Banshiren

食で人と企業と地域をつなぐ!

2018/2/4
考え方のちょっとしたヒント集
89.くり返す歴史

 昔、聖書は手書きでした。グーテンベルクが活版印刷機を発明した時、聖書の版を二年かけて作った人は「バカな男だ、手書きの方が早いのに」と嘲笑されたそうです。大量の聖書が印刷されるようになると、今度は「神聖な聖書をそんな方法で作るなんて!」と非難の声が上がりました。しかし、誰もが聖書を手にできるようになった結果、印刷はすばらしいという評価を受けるようになりました。
 蒸気機関車ができた時は、「煙突の火の粉で火事をまき散らす、黒い鉄の悪魔」と呼ばれ気味悪がられました。そして便利だとわかると「黒い馬」と絶賛されました。
 最近でも、ワープロが出た当初は「こんな人間味のない文章が読めるか」と言っていたのに、普及されはじめると「手書きの企画書なんて読みづらくてとんでもない」。ファックスの時は「こっちは客なのに書類をファックスで送ってくるなんて、失礼な!」などと言っていたのに、今では「いちいち持ってこないでファックスで送ってよ」と言います。
 ほかにもいろいろあります。
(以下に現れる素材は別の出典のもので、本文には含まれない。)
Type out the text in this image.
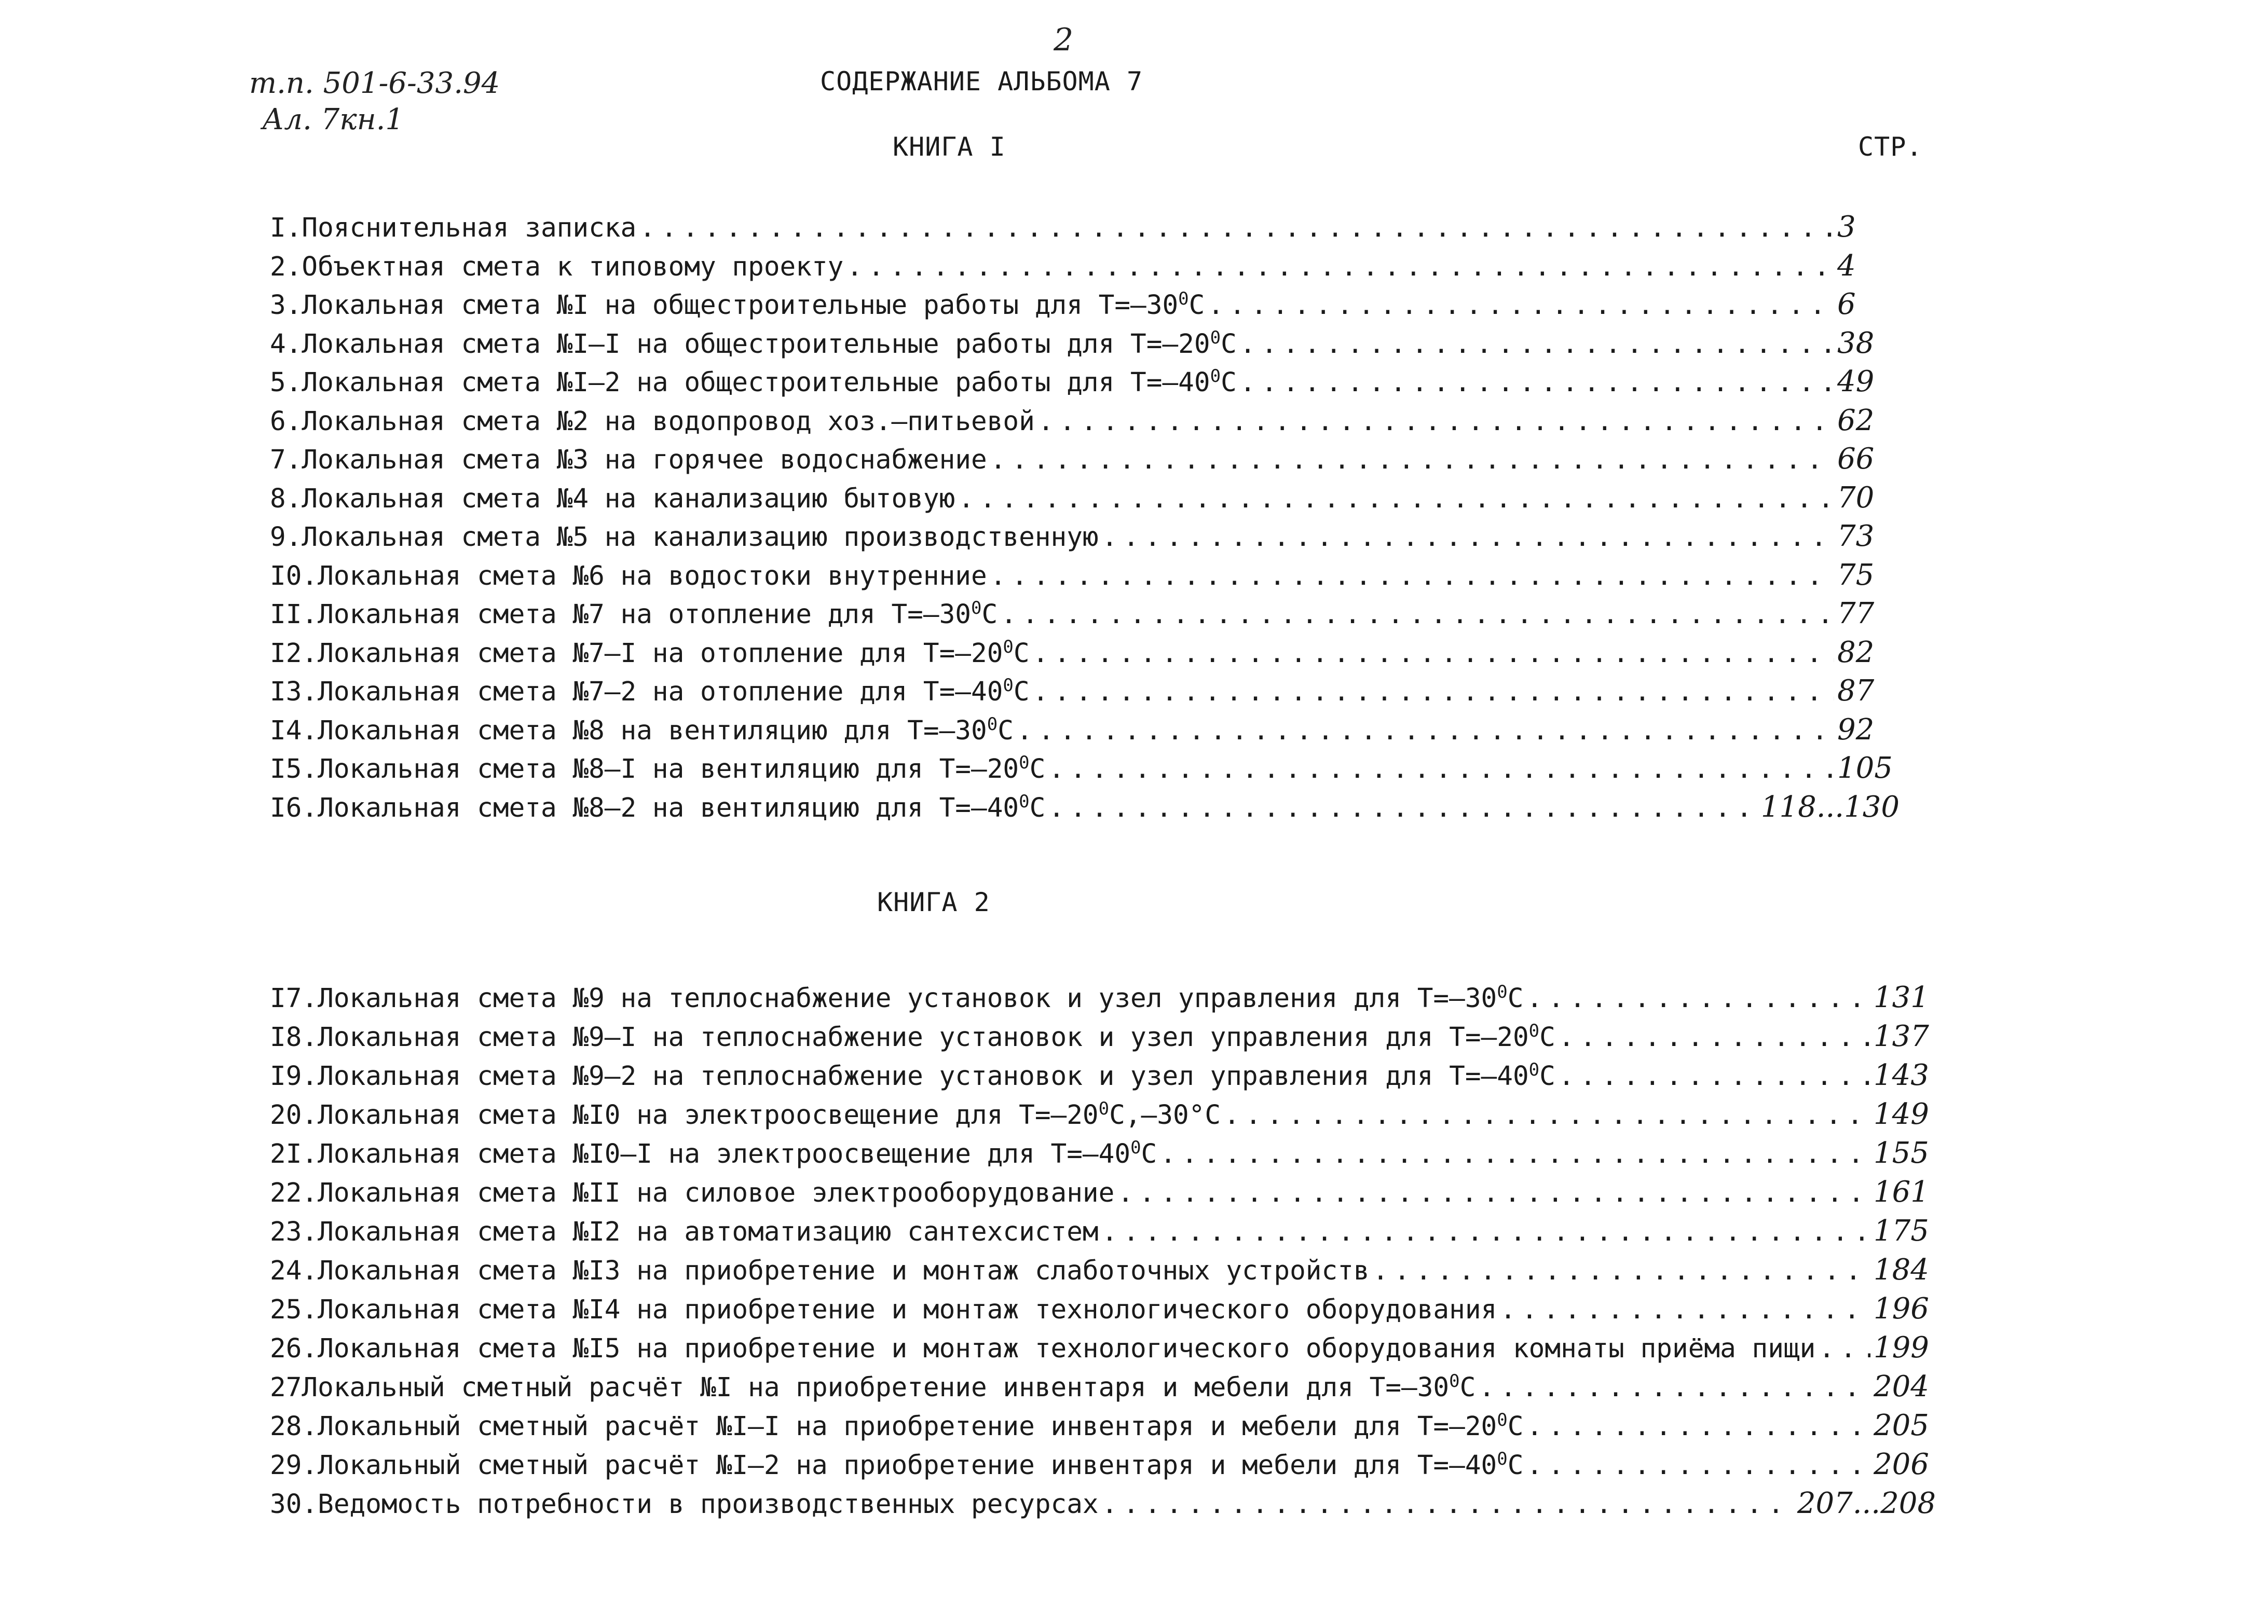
т.п. 501-6-33.94
Ал. 7кн.1
2
СОДЕРЖАНИЕ АЛЬБОМА 7
КНИГА I	СТР.
I.Пояснительная записка . . .	3
2.Объектная смета к типовому проекту . . .	4
3.Локальная смета №I на общестроительные работы для $Т=-30^0С$ . . .	6
4.Локальная смета №I–I на общестроительные работы для $Т=-20^0С$ . . .	38
5.Локальная смета №I–2 на общестроительные работы для $Т=-40^0С$ . . .	49
6.Локальная смета №2 на водопровод хоз.–питьевой . . .	62
7.Локальная смета №3 на горячее водоснабжение . . .	66
8.Локальная смета №4 на канализацию бытовую . . .	70
9.Локальная смета №5 на канализацию производственную . . .	73
I0.Локальная смета №6 на водостоки внутренние . . .	75
II.Локальная смета №7 на отопление для $Т=-30^0С$ . . .	77
I2.Локальная смета №7–I на отопление для $Т=-20^0С$ . . .	82
I3.Локальная смета №7–2 на отопление для $Т=-40^0С$ . . .	87
I4.Локальная смета №8 на вентиляцию для $Т=-30^0С$ . . .	92
I5.Локальная смета №8–I на вентиляцию для $Т=-20^0С$ . . .	105
I6.Локальная смета №8–2 на вентиляцию для $Т=-40^0С$ . . .	118...130
КНИГА 2
I7.Локальная смета №9 на теплоснабжение установок и узел управления для $Т=-30^0С$ . . .	131
I8.Локальная смета №9–I на теплоснабжение установок и узел управления для $Т=-20^0С$ . . .	137
I9.Локальная смета №9–2 на теплоснабжение установок и узел управления для $Т=-40^0С$ . . .	143
20.Локальная смета №I0 на электроосвещение для $Т=-20^0С,-30^\circ С$ . . .	149
2I.Локальная смета №I0–I на электроосвещение для $Т=-40^0С$ . . .	155
22.Локальная смета №II на силовое электрооборудование . . .	161
23.Локальная смета №I2 на автоматизацию сантехсистем . . .	175
24.Локальная смета №I3 на приобретение и монтаж слаботочных устройств . . .	184
25.Локальная смета №I4 на приобретение и монтаж технологического оборудования . . .	196
26.Локальная смета №I5 на приобретение и монтаж технологического оборудования комнаты приёма пищи . . . 199
27Локальный сметный расчёт №I на приобретение инвентаря и мебели для $Т=-30^0С$ . . .	204
28.Локальный сметный расчёт №I–I на приобретение инвентаря и мебели для $Т=-20^0С$ . . .	205
29.Локальный сметный расчёт №I–2 на приобретение инвентаря и мебели для $Т=-40^0С$ . . .	206
30.Ведомость потребности в производственных ресурсах . . .	207...208
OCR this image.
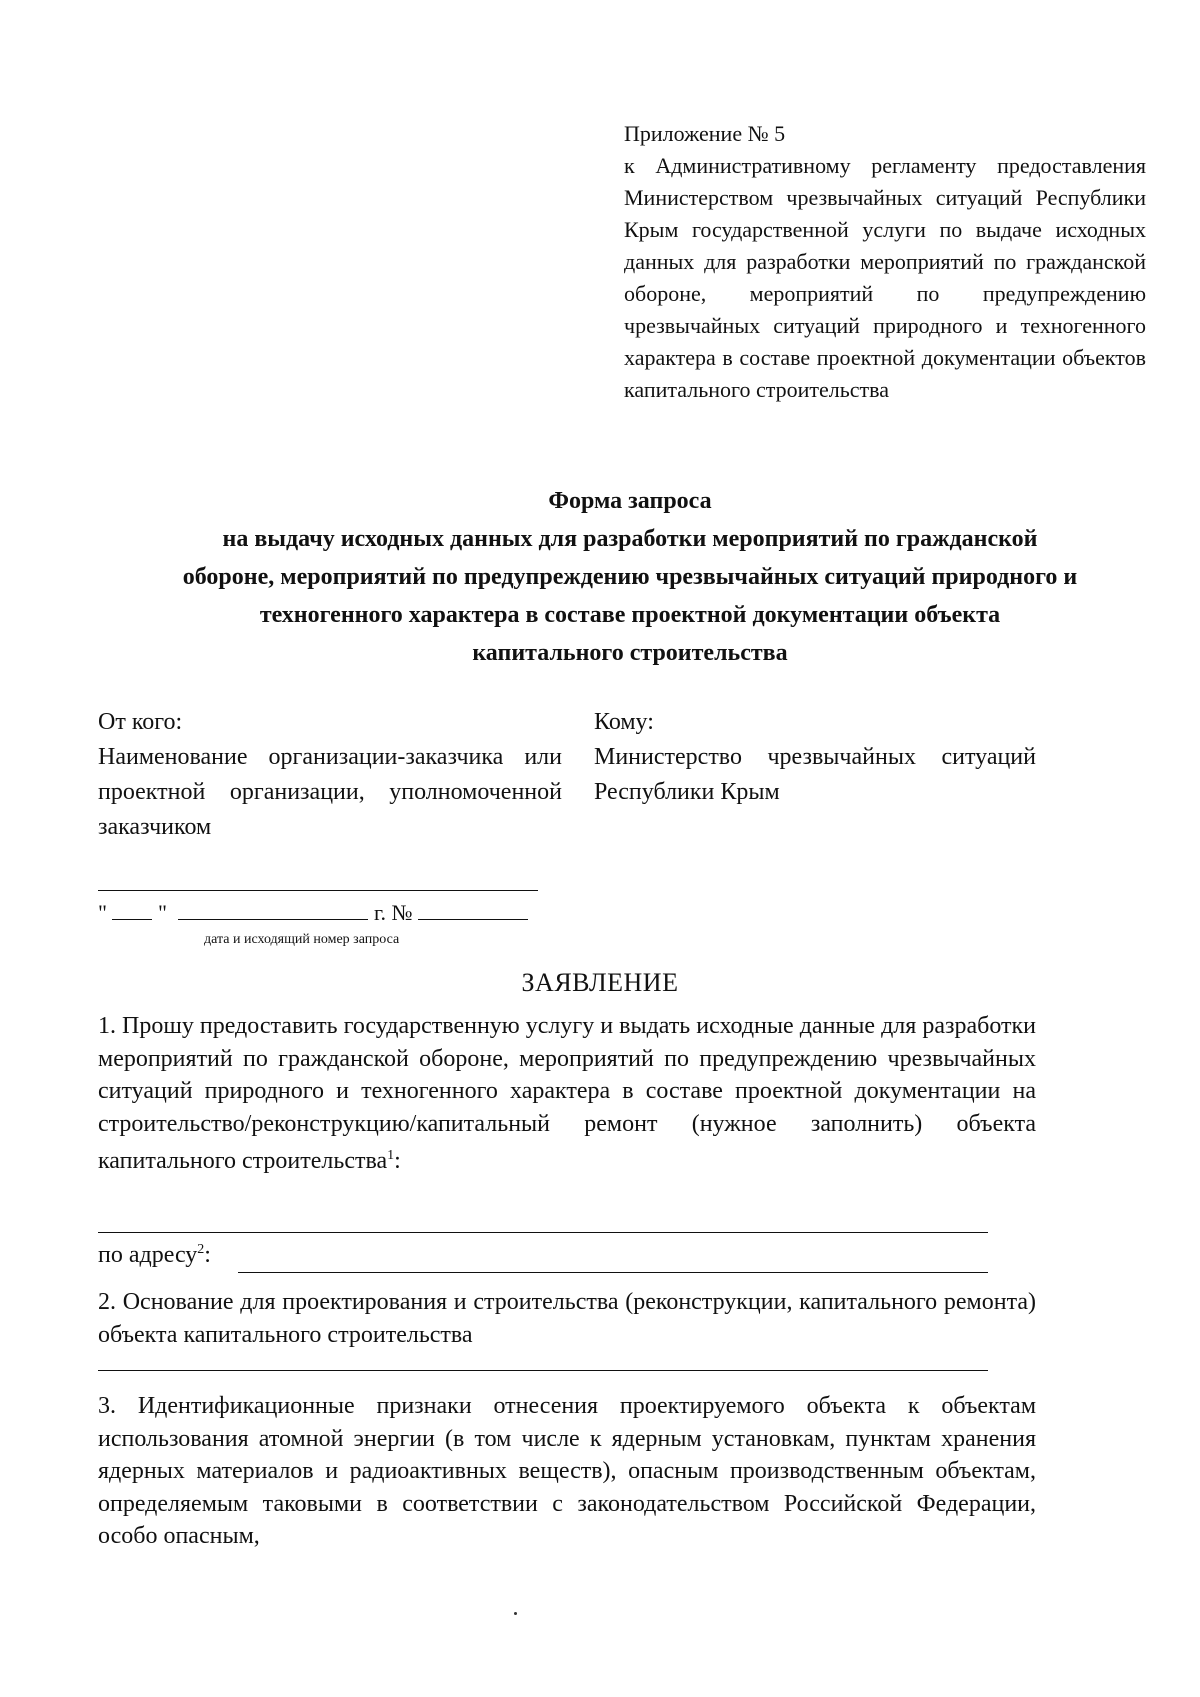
Приложение № 5
к Административному регламенту предоставления Министерством чрезвычайных ситуаций Республики Крым государственной услуги по выдаче исходных данных для разработки мероприятий по гражданской обороне, мероприятий по предупреждению чрезвычайных ситуаций природного и техногенного характера в составе проектной документации объектов капитального строительства
Форма запроса
на выдачу исходных данных для разработки мероприятий по гражданской
обороне, мероприятий по предупреждению чрезвычайных ситуаций природного и
техногенного характера в составе проектной документации объекта
капитального строительства
От кого:
Наименование организации-заказчика или проектной организации, уполномоченной заказчиком
Кому:
Министерство чрезвычайных ситуаций Республики Крым
" "	г. №
дата и исходящий номер запроса
ЗАЯВЛЕНИЕ
1. Прошу предоставить государственную услугу и выдать исходные данные для разработки мероприятий по гражданской обороне, мероприятий по предупреждению чрезвычайных ситуаций природного и техногенного характера в составе проектной документации на строительство/реконструкцию/капитальный ремонт (нужное заполнить) объекта капитального строительства$^1$:
по адресу$^2$:
2. Основание для проектирования и строительства (реконструкции, капитального ремонта) объекта капитального строительства
3. Идентификационные признаки отнесения проектируемого объекта к объектам использования атомной энергии (в том числе к ядерным установкам, пунктам хранения ядерных материалов и радиоактивных веществ), опасным производственным объектам, определяемым таковыми в соответствии с законодательством Российской Федерации, особо опасным,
「パソコンでしたデザインなんて味気ない」「CDの音なんて固くてダメだ」「空気清浄機なんて」「通信販売なんて」「宅配便なんて」「インターネットなんて」…。
 最初は必ず文句を言う。そして世の中が認め始めると、やっと受け入れ、やがてあるのが当然という態度になります。人間は大昔からそんな繰り返し。否定する心は、未来を見抜く目をくもらせるようです。

■より良い未来をイメージすることのススメ
 世の中の人は2対6対2に分類されるといいます。先進的な考えで、良いものは率先して受け入れる人が2。どっち付かずで、みんなが良いという方へ流れる人が6。ガンとして受け入れない人が2。新しいモノ、見なれないモノがよくわからないのはみんな同じです。そこに、どんな良いところと悪いところがあるのか、マクロな目で捉え、世の中を良い方に導いていけるグループに入りたいものです。